Все это онъ говорилъ, волнуясь и радуясь, какъ ребенокъ, получившій новую игрушку. Я слушалъ его, и мнѣ стало весело.

— Въ какомъ угодно положеніи можетъ, значитъ, найти себѣ человѣкъ радость, — думалось мнѣ. — Чего-жъ я-то? Да не все ли равно… такъ-то, пожалуй, и лучше. Вѣдь не въ сапогахъ же, на самомъ-то дѣлѣ, счастье-то ходитъ… «Хоть часъ, да нашъ»… и вѣрно, хоть часъ!..

Утромъ, на другой день, часу въ десятомъ, насъ повели наверхъ къ старостѣ. Староста и писарь знали меня лично и сейчасъ же отпустили. Отпустили и старика. Мою казенную шапку отъ меня отобрали. Спасибо, писарь выручилъ: далъ мнѣ какой-то рваный завалявшійся картузишко. Я надѣлъ его, сказалъ спасибо и, не помня себя отъ радости, сбѣжалъ по лѣстницѣ на улицу. Мнѣ не вѣрилось, что я на свободѣ, что могу идти и дѣлать, что хочу, что позади меня нѣтъ какого-нибудь солдата или сторожа…

— Погоди, что ты разскакался, — остановилъ меня старикъ. — Вырвался на свободу-то, какъ жеребецъ… Радъ радехонекъ!

Я посмотрѣлъ на него.
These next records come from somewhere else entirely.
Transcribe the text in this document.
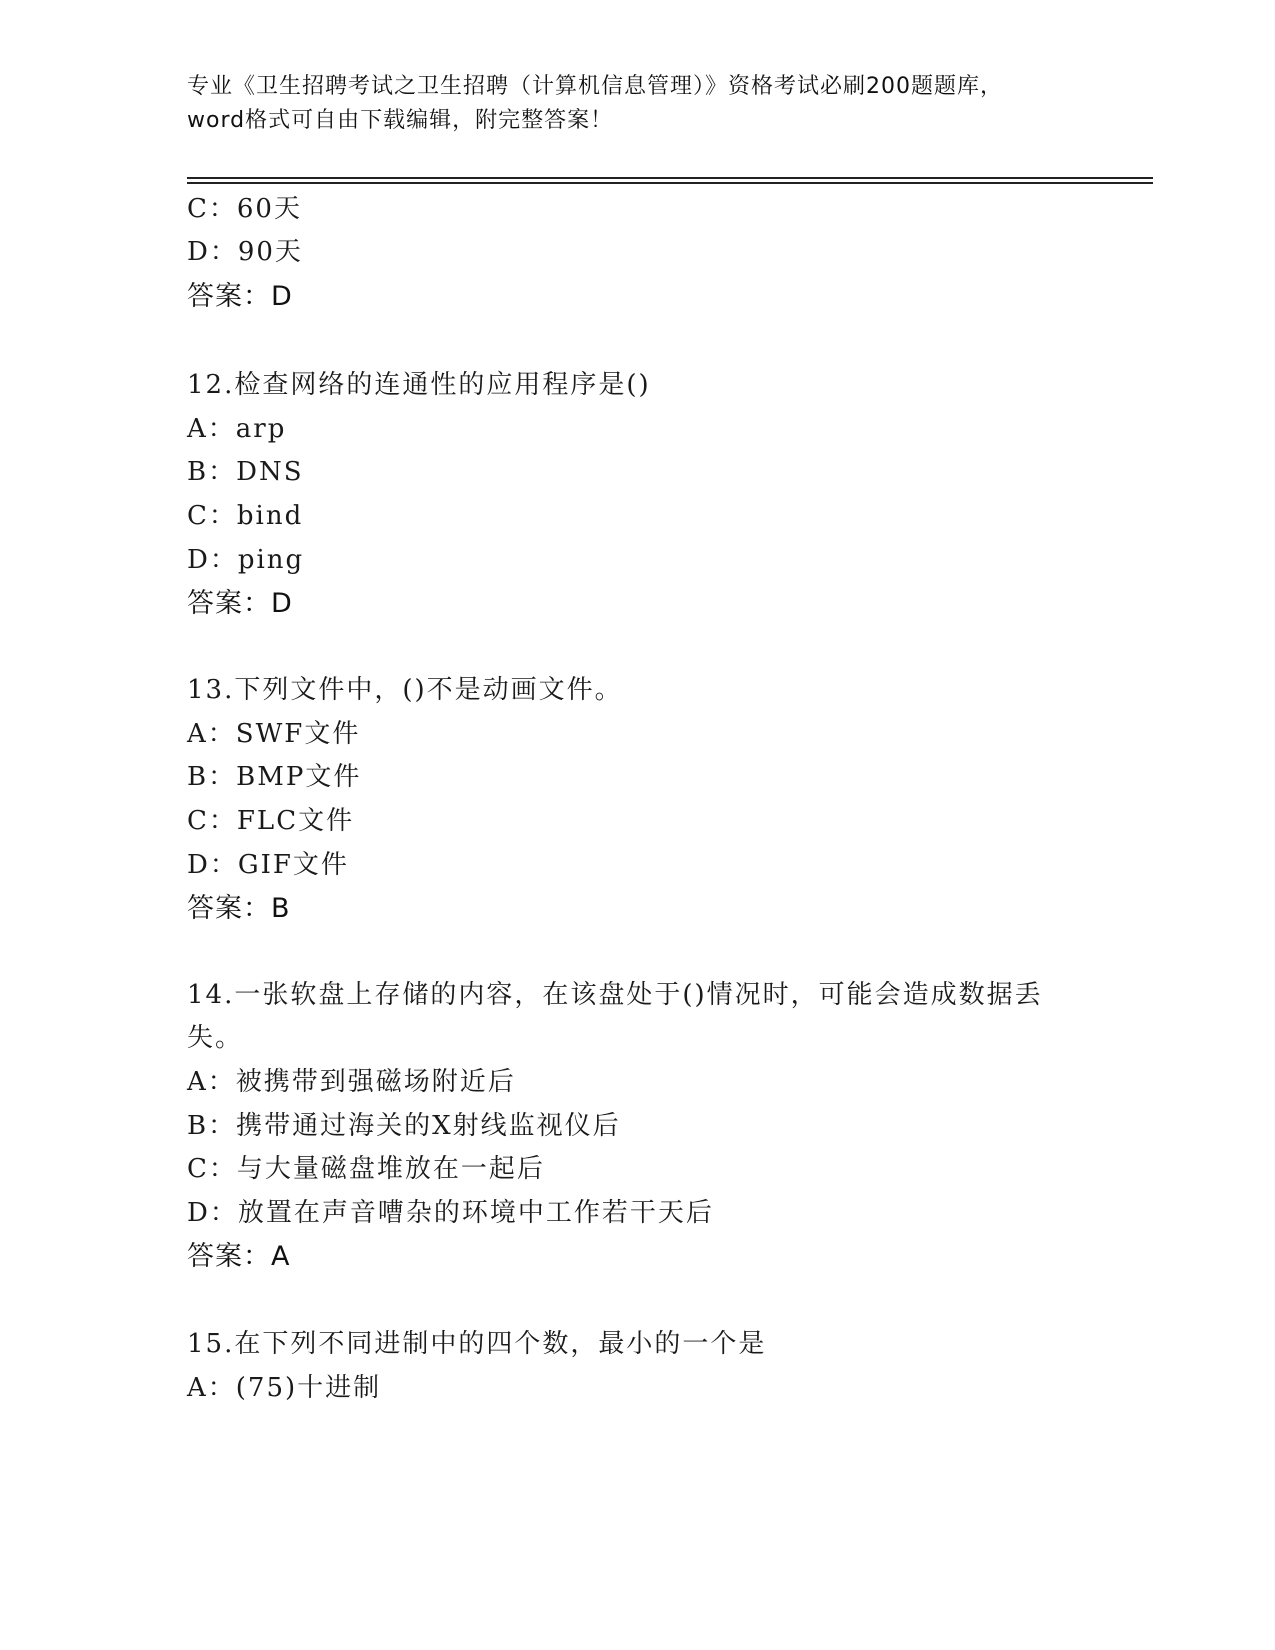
专业《卫生招聘考试之卫生招聘（计算机信息管理）》资格考试必刷200题题库，
word格式可自由下载编辑，附完整答案！
C：60天
D：90天
答案：D
12.检查网络的连通性的应用程序是()
A：arp
B：DNS
C：bind
D：ping
答案：D
13.下列文件中，()不是动画文件。
A：SWF文件
B：BMP文件
C：FLC文件
D：GIF文件
答案：B
14.一张软盘上存储的内容，在该盘处于()情况时，可能会造成数据丢
失。
A：被携带到强磁场附近后
B：携带通过海关的X射线监视仪后
C：与大量磁盘堆放在一起后
D：放置在声音嘈杂的环境中工作若干天后
答案：A
15.在下列不同进制中的四个数，最小的一个是
A：(75)十进制
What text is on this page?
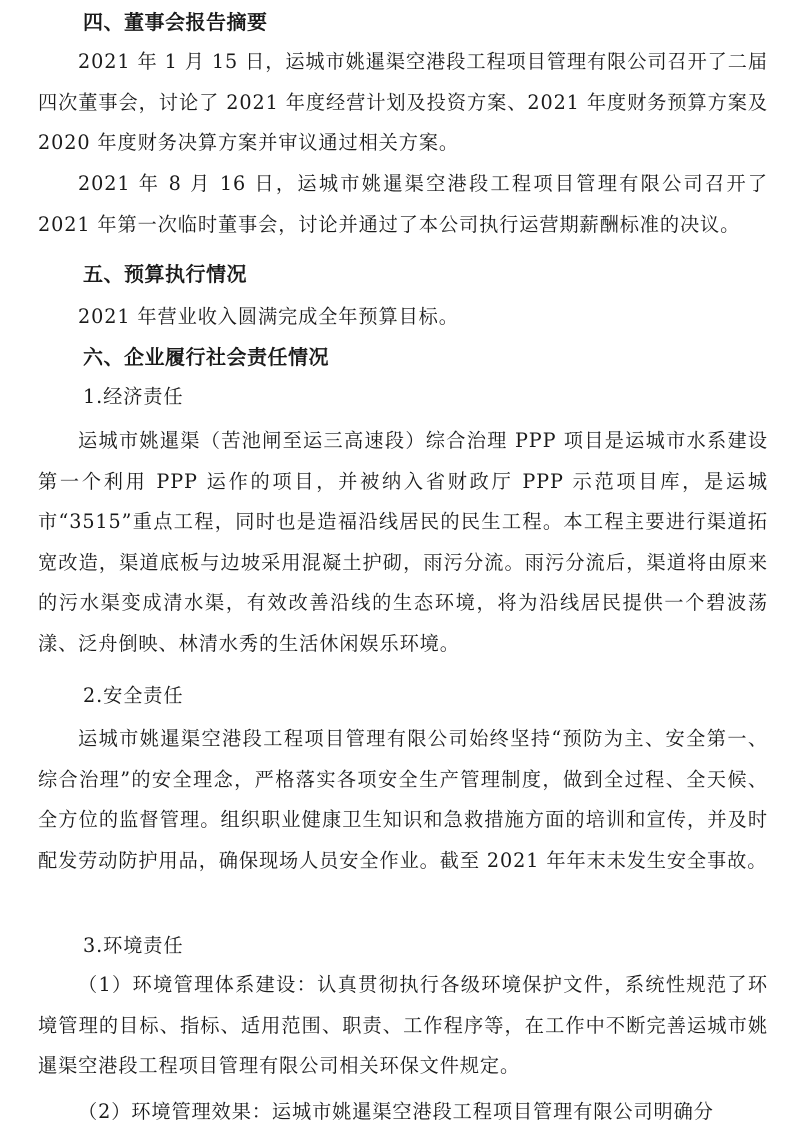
四、董事会报告摘要

2021 年 1 月 15 日，运城市姚暹渠空港段工程项目管理有限公司召开了二届四次董事会，讨论了 2021 年度经营计划及投资方案、2021 年度财务预算方案及 2020 年度财务决算方案并审议通过相关方案。

2021 年 8 月 16 日，运城市姚暹渠空港段工程项目管理有限公司召开了 2021 年第一次临时董事会，讨论并通过了本公司执行运营期薪酬标准的决议。

五、预算执行情况

2021 年营业收入圆满完成全年预算目标。

六、企业履行社会责任情况
1.经济责任

运城市姚暹渠（苦池闸至运三高速段）综合治理 PPP 项目是运城市水系建设第一个利用 PPP 运作的项目，并被纳入省财政厅 PPP 示范项目库，是运城市“3515”重点工程，同时也是造福沿线居民的民生工程。本工程主要进行渠道拓宽改造，渠道底板与边坡采用混凝土护砌，雨污分流。雨污分流后，渠道将由原来的污水渠变成清水渠，有效改善沿线的生态环境，将为沿线居民提供一个碧波荡漾、泛舟倒映、林清水秀的生活休闲娱乐环境。

2.安全责任

运城市姚暹渠空港段工程项目管理有限公司始终坚持“预防为主、安全第一、综合治理”的安全理念，严格落实各项安全生产管理制度，做到全过程、全天候、全方位的监督管理。组织职业健康卫生知识和急救措施方面的培训和宣传，并及时配发劳动防护用品，确保现场人员安全作业。截至 2021 年年末未发生安全事故。

3.环境责任

（1）环境管理体系建设：认真贯彻执行各级环境保护文件，系统性规范了环境管理的目标、指标、适用范围、职责、工作程序等，在工作中不断完善运城市姚暹渠空港段工程项目管理有限公司相关环保文件规定。

（2）环境管理效果：运城市姚暹渠空港段工程项目管理有限公司明确分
Онъ улыбался во весь ротъ, глаза весело играли. Онъ точно помолодѣлъ и выросъ.

— Значитъ того… пьемъ? — сказалъ онъ. — Перво наперво вотъ что: идемъ лапти купимъ, а тамъ увидимъ…

Мы скоро нашли и сторговали за пятиалтынный пару берестовыхъ лаптей и тутъ же, въ лавченкѣ, нарядились въ нихъ. Лавочникъ, снисходя къ нашему положенію, далъ намъ даромъ по бичевкѣ, которыми мы и скрутили икры ногъ, прикрѣпивъ предварительно бичевки къ лаптямъ.

Сдѣлавъ такъ, мы пошли и продали какому-то цыгану у трактира на конной за рубль семьдесять пять коп. двѣ пары нашихъ сапогъ.

— Теперь куда-же? — спросилъ старикъ.

— Куда? — отвѣтилъ я и, засмѣявшись, крикнулъ, — пока что — «одна открыта торная дорога къ кабаку»!..

— Вѣрно! — согласился старикъ.

Туда мы и направились…



  1. «Хива» — извѣстный Хитровъ рынокъ.
  2. «Цыкой» на арестантскомъ жаргонѣ называютъ цыкорный кофе.